Кашин осмотрел его как невидаль, но заставил себя ответить спокойнее:

— Пока помочь ничем не могу. Подвернется без ущерба возможность — переведем.

— Обещанки-цацанки уже не пройдут, Никита Никитич! — вмешался и Дубовик. На заводе и на стройке он очень уставал. Это делало его медлительным, равнодушным. Но тут он вскинул голову и пошел по пятам за Кашиным, который сделал вид, что вспомнил о каком-то неотложном деле. — Нет, вы скажите конкретно, товарищ Кашин!
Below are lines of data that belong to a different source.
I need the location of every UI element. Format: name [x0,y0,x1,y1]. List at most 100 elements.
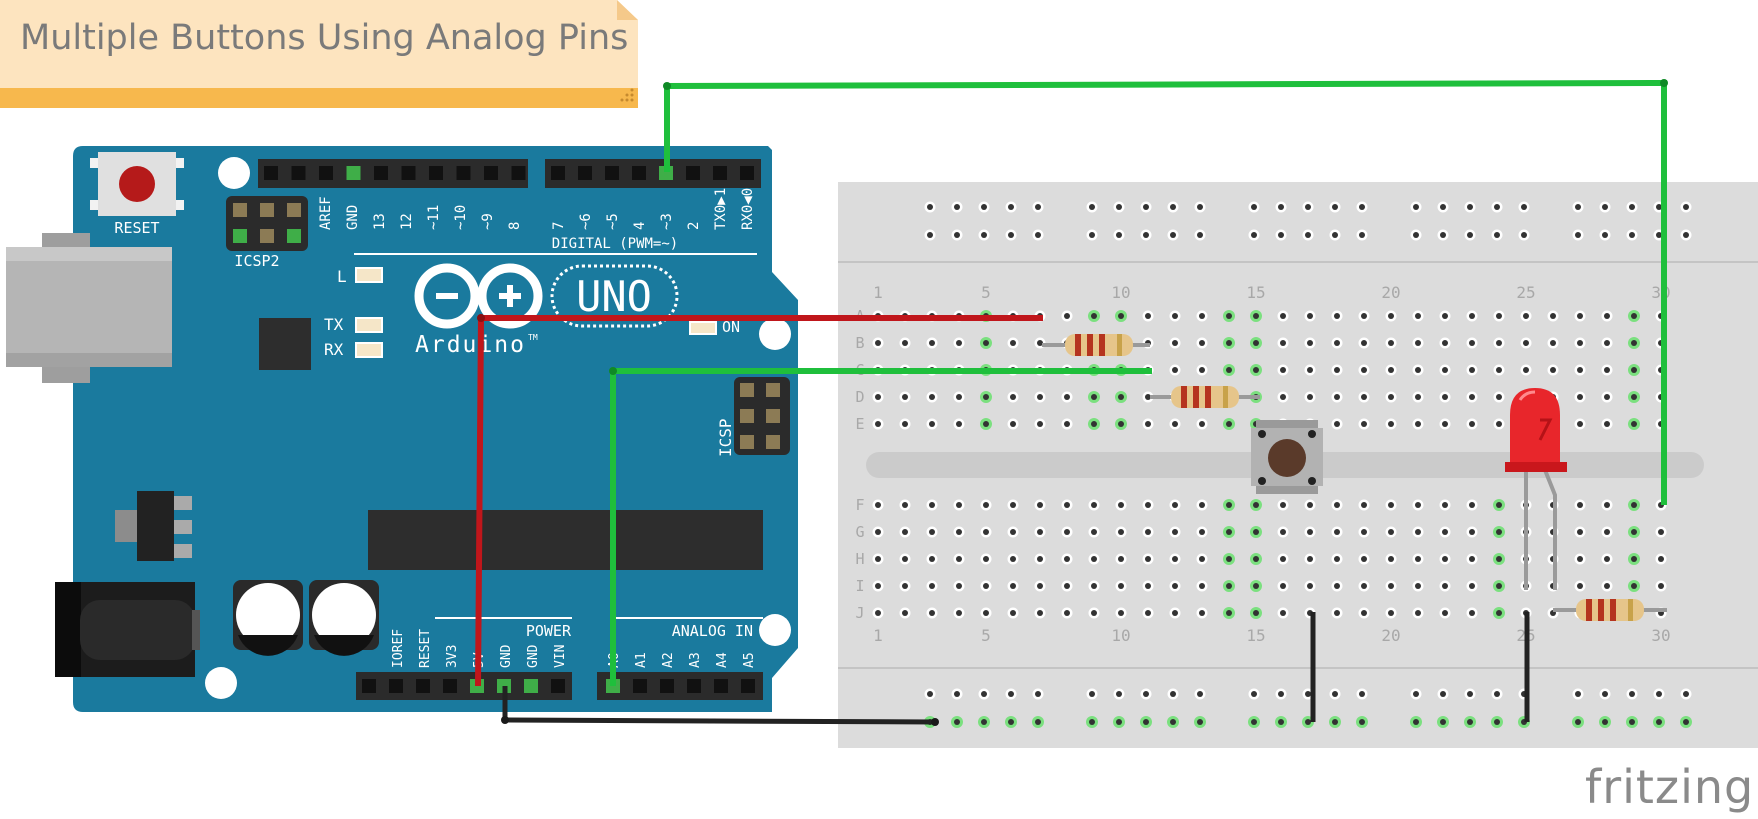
column-number: 10 [1111,283,1130,302]
header-pin [291,166,306,180]
header-pin [484,166,498,180]
header-pin [687,679,701,693]
column-number: 25 [1516,283,1535,302]
analog-header [597,672,763,700]
column-number: 20 [1381,283,1400,302]
digital-pin-label: ~3 [659,213,675,230]
header-pin [633,679,647,693]
reset-button[interactable] [90,152,184,216]
power-header [356,672,572,700]
row-label: H [855,550,864,568]
usb-chip [259,318,311,370]
digital-pin-label: 12 [399,213,415,230]
column-number: 1 [873,626,883,645]
power-pin-label: RESET [418,629,433,668]
digital-pin-label: ~10 [453,205,469,230]
header-pin [713,166,727,180]
power-pin-label: VIN [553,645,568,668]
row-label: F [855,496,864,514]
header-pin [740,166,754,180]
usb-connector-icon [6,233,172,383]
header-pin [346,166,361,180]
digital-pin-label: ~9 [480,213,496,230]
power-jack-icon [55,582,200,677]
row-label: B [855,334,864,352]
icsp2-header [226,196,308,251]
digital-pin-label: 4 [632,222,648,230]
header-pin [660,679,674,693]
power-pin-label: IOREF [391,629,406,668]
digital-label: DIGITAL (PWM=~) [552,236,678,252]
analog-label: ANALOG IN [672,622,753,640]
row-label: D [855,388,864,406]
analog-pin-label: A3 [688,652,703,668]
header-pin [632,166,646,180]
header-pin [456,166,471,180]
arduino-tm: TM [528,333,538,342]
header-pin [374,166,388,180]
header-pin [524,679,538,693]
bottom-header-pins [362,679,755,693]
led-rx-label: RX [324,340,344,359]
row-label: I [855,577,864,595]
column-number: 10 [1111,626,1130,645]
header-pin [686,166,700,180]
header-pin [429,166,443,180]
arduino-brand: Arduino [415,332,526,358]
column-number: 5 [981,626,991,645]
row-label: E [855,415,864,433]
led-tx-label: TX [324,315,344,334]
digital-pin-label: TX0▶1 [713,188,729,230]
header-pin [605,166,619,180]
digital-pin-label: AREF [318,196,334,230]
header-pin [362,679,376,693]
digital-pin-label: RX0◀0 [740,188,756,230]
analog-pin-label: A4 [715,652,730,668]
header-pin [511,166,526,180]
circuit-diagram: 151015202530 151015202530 ABCDEFGHIJ [0,0,1758,748]
digital-header-right [545,159,761,188]
column-number: 1 [873,283,883,302]
digital-pin-label: 8 [507,222,523,230]
header-pin [551,166,565,180]
digital-pin-label: 2 [686,222,702,230]
column-number: 15 [1246,283,1265,302]
header-pin [416,679,430,693]
header-pin [389,679,403,693]
power-label: POWER [526,622,572,640]
digital-pin-label: ~6 [578,213,594,230]
header-pin [551,679,565,693]
note-title: Multiple Buttons Using Analog Pins [20,18,629,58]
digital-pin-label: ~5 [605,213,621,230]
header-pin [741,679,755,693]
analog-pin-label: A1 [634,652,649,668]
digital-pin-label: 7 [551,222,567,230]
column-number: 30 [1651,626,1670,645]
power-pin-label: GND [526,644,541,668]
icsp-header [734,377,790,455]
header-pin [714,679,728,693]
column-number: 15 [1246,626,1265,645]
power-pin-label: GND [499,644,514,668]
arduino-uno-board: RESET ICSP2 AREF GND 13 12 ~11 ~10 ~9 8 7 ~6 ~5 4 ~… [6,146,798,712]
led-l-label: L [337,267,347,286]
analog-pin-label: A2 [661,652,676,668]
header-pin [578,166,592,180]
column-number: 20 [1381,626,1400,645]
header-pin [264,166,278,180]
digital-pin-label: 13 [372,213,388,230]
power-pin-label: 3V3 [445,645,460,668]
row-label: J [855,604,864,622]
reset-label: RESET [114,219,159,237]
capacitor-icon [309,580,379,656]
arduino-model: UNO [576,272,652,321]
fritzing-watermark: fritzing [1585,760,1755,814]
digital-pin-label: ~11 [426,205,442,230]
icsp2-label: ICSP2 [234,252,279,270]
pushbutton-icon[interactable] [1251,420,1323,494]
header-pin [401,166,416,180]
icsp-label: ICSP [716,418,735,457]
column-number: 5 [981,283,991,302]
capacitor-icon [233,580,303,656]
digital-pin-label: GND [345,205,361,230]
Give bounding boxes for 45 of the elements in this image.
— Прокоп, Кира, не унижайтесь! Ступайте сюда! — окликнула их Лёдя. Однако они даже не оглянулись. Боясь скандала, Кашин остановился. — Ну добро, добро, — презрительно морщась, пообещал он.— Завтра-послезавтра придумаем что-нибудь, хоть и не больно заслужила.

 

Вдруг Лёдя почувствовала, что случилось недоброе. С трудом столкнув готовую полуформу на ролики, она ойкнула, побледнела и согнулась в три погибели. Правда, побледнела сперва не столько от боли, сколько от мысли, что случилось страшное. Но потом что-то сдвинулось у нее в позвоночнике, и она не смогла уже ни выпрямиться, ни глубоко вздохнуть: боль сгибала ее. Над крышей взметнулся гудок, а Лёде сдалось, что это боль рвет ей перепонки.

Всполошившись, Кира с Прокопом подхватили ее под руки. Но стыд и какое-то злое упорство оказались сильнее всего, и, выпрямившись, Лёдя отстранила друзей.

— Я сама… Будут смеяться, — взмолилась она, сердито глядя на них выцветшими от боли глазами.— Отойдите. Видите — уже глазеют…

Облизав пересохшие, горькие губы, она попробовала улыбнуться, но улыбка получилась плаксивая, беспомощная. Кира и Прокоп, боясь, что она упадет, снова хотели поддержать ее, но Лёдя снова отстранила их.